Perlon GmbH ↗Concentration2024
Perlon holds an estimated 50–60% share of the global dental-grade PA612 monofilament market, with Toray (Japan) as the only peer-scale competitor. DuPont — original inventor of nylon monofilament — has exited the specialty bristle segment. Perlon's Munderkingen, Germany plant is the world's largest dedicated specialty monofilament facility, with estimated annual capacity exceeding 12,000 metric tons across PA6/610/612, PBT, and PET grades. No Western Hemisphere plant can produce PA612 dental-grade filament at industrial scale.

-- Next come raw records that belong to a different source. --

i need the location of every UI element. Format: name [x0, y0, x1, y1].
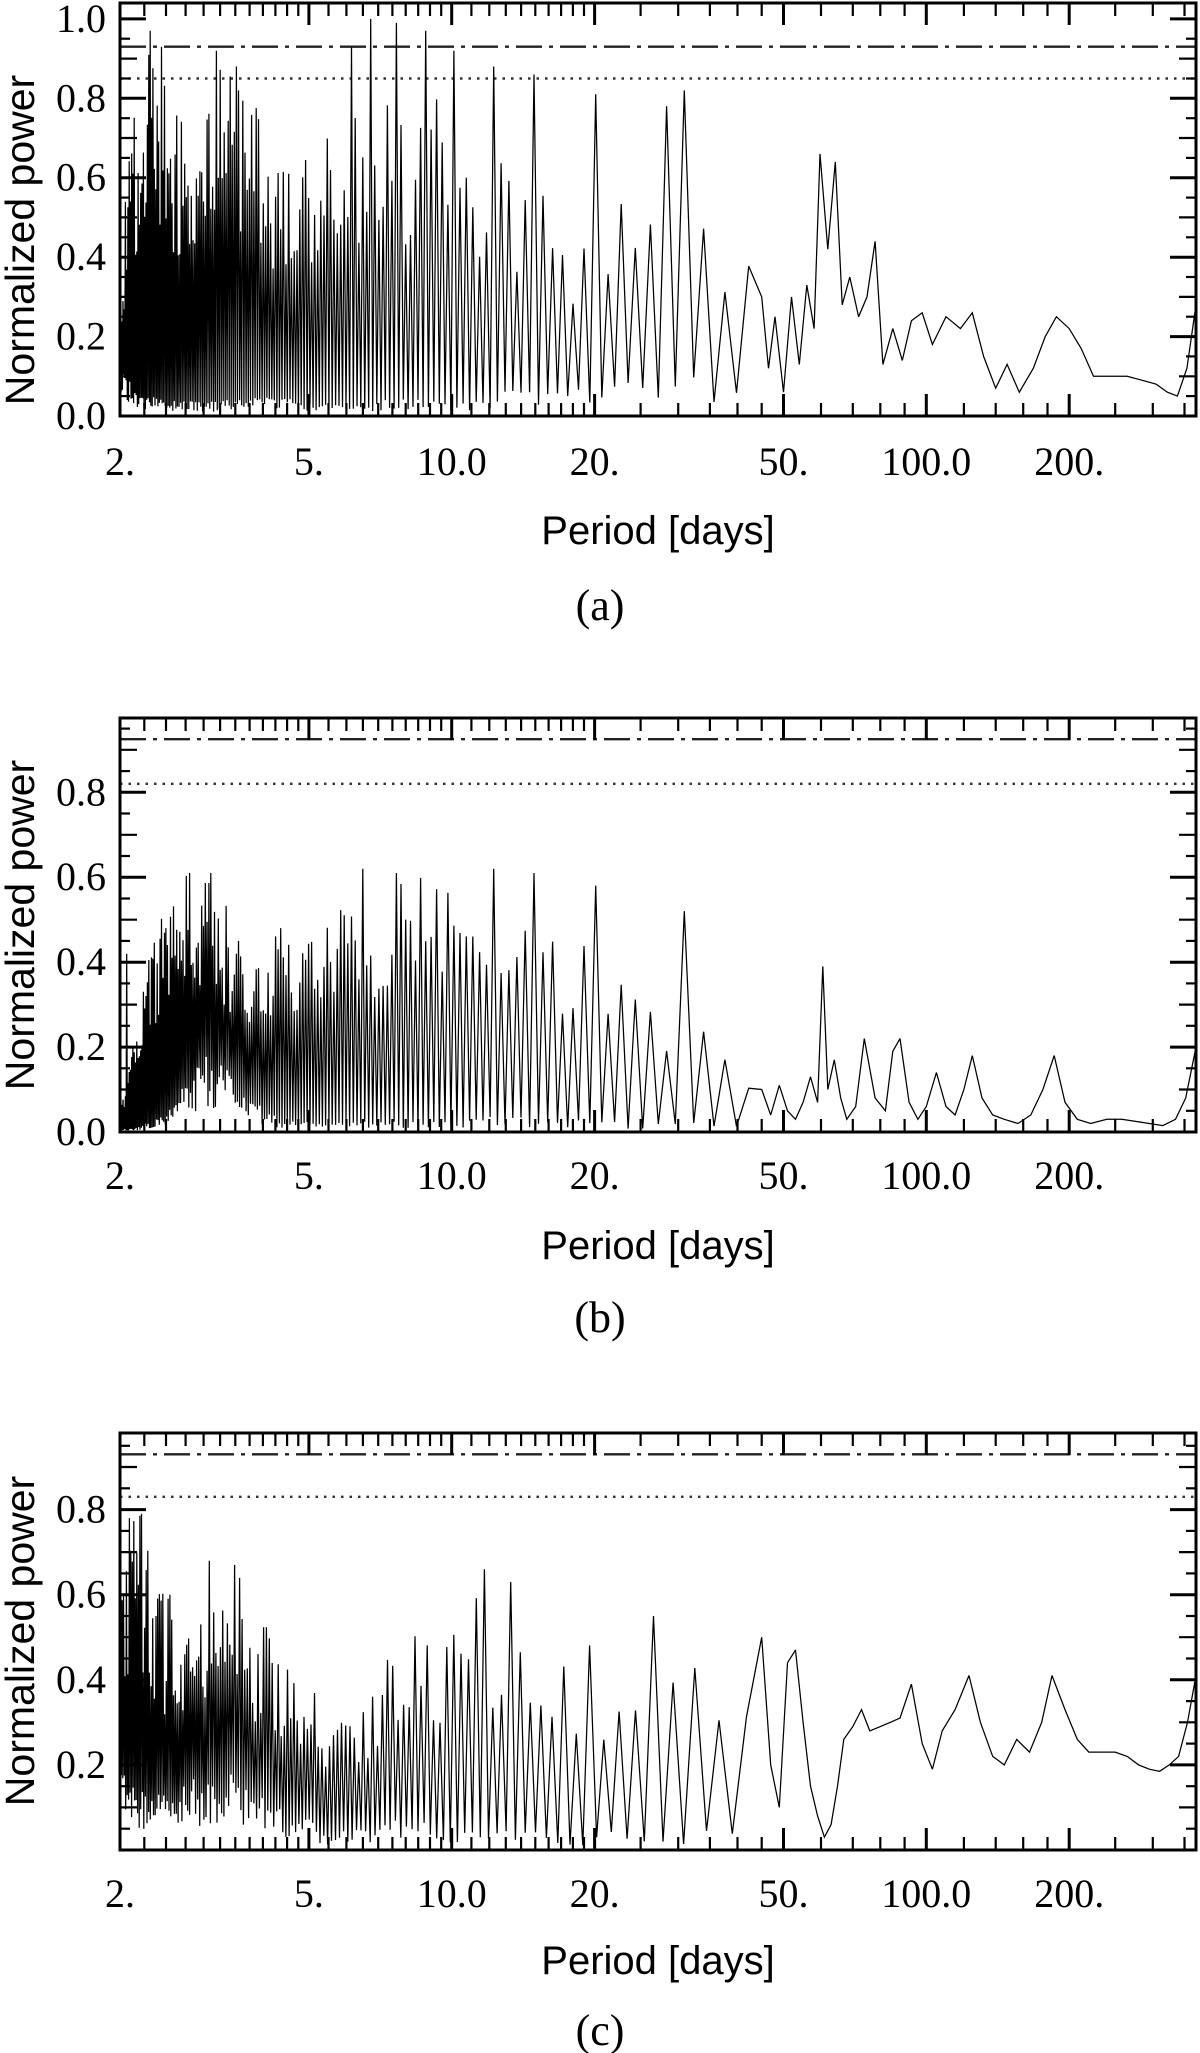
y-tick-label: 1.0 [56, 0, 106, 41]
x-tick-label: 10.0 [417, 1153, 487, 1198]
y-tick-label: 0.2 [56, 1742, 106, 1787]
plot-frame [118, 1, 1198, 418]
x-axis-label-a: Period [days] [541, 509, 775, 553]
x-tick-label: 10.0 [417, 439, 487, 484]
x-tick-label: 20. [570, 1153, 620, 1198]
x-tick-label: 100.0 [881, 1871, 971, 1916]
periodogram-curve [119, 868, 1197, 1131]
y-axis-title: Normalized power [0, 1476, 43, 1806]
y-tick-label: 0.4 [56, 234, 106, 279]
caption-a: (a) [575, 581, 625, 630]
y-axis-title: Normalized power [0, 760, 43, 1090]
x-tick-label: 5. [294, 439, 324, 484]
x-tick-label: 5. [294, 1153, 324, 1198]
y-tick-label: 0.0 [56, 393, 106, 438]
x-tick-label: 2. [105, 439, 135, 484]
y-tick-label: 0.8 [56, 769, 106, 814]
caption-b: (b) [574, 1293, 626, 1342]
x-tick-label: 200. [1034, 1871, 1104, 1916]
y-tick-label: 0.6 [56, 1572, 106, 1617]
x-axis-label-c: Period [days] [541, 1939, 775, 1983]
x-tick-label: 5. [294, 1871, 324, 1916]
x-axis-label-b: Period [days] [541, 1224, 775, 1268]
x-tick-label: 20. [570, 439, 620, 484]
y-axis-title: Normalized power [0, 75, 43, 405]
x-tick-label: 50. [759, 439, 809, 484]
y-tick-label: 0.6 [56, 854, 106, 899]
y-tick-label: 0.8 [56, 75, 106, 120]
plot-frame [118, 1431, 1198, 1852]
y-tick-label: 0.2 [56, 1024, 106, 1069]
x-tick-label: 200. [1034, 439, 1104, 484]
y-tick-label: 0.2 [56, 314, 106, 359]
x-tick-label: 100.0 [881, 1153, 971, 1198]
plot-frame [118, 716, 1198, 1134]
x-tick-label: 50. [759, 1153, 809, 1198]
x-tick-label: 50. [759, 1871, 809, 1916]
x-tick-label: 2. [105, 1153, 135, 1198]
caption-c: (c) [575, 2006, 625, 2053]
y-tick-label: 0.8 [56, 1487, 106, 1532]
x-tick-label: 100.0 [881, 439, 971, 484]
x-tick-label: 2. [105, 1871, 135, 1916]
y-tick-label: 0.0 [56, 1109, 106, 1154]
y-tick-label: 0.4 [56, 1657, 106, 1702]
x-tick-label: 20. [570, 1871, 620, 1916]
y-tick-label: 0.4 [56, 939, 106, 984]
periodogram-curve [119, 18, 1197, 412]
x-tick-label: 200. [1034, 1153, 1104, 1198]
y-tick-label: 0.6 [56, 155, 106, 200]
periodogram-curve [119, 1513, 1197, 1846]
x-tick-label: 10.0 [417, 1871, 487, 1916]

PR Newswire / Perlon GmbH ↗Origin2024
Perlon GmbH takes its name from Perlon — the PA6 polyamide fiber invented by Paul Schlack at IG Farben in Bitterfeld, Germany (1938) as the German answer to DuPont nylon. Post-WWII West Germany retained the Perlon trademark; by the 1960s it had become so broadly licensed it risked genericization (the "nylon" problem), prompting the fiber industry to restrict its use. The specialist monofilament GmbH known today as Perlon was carved out to focus on high-precision filaments rather than bulk textile yarn — ultimately becoming the global leader in oral-care bristle monofilaments.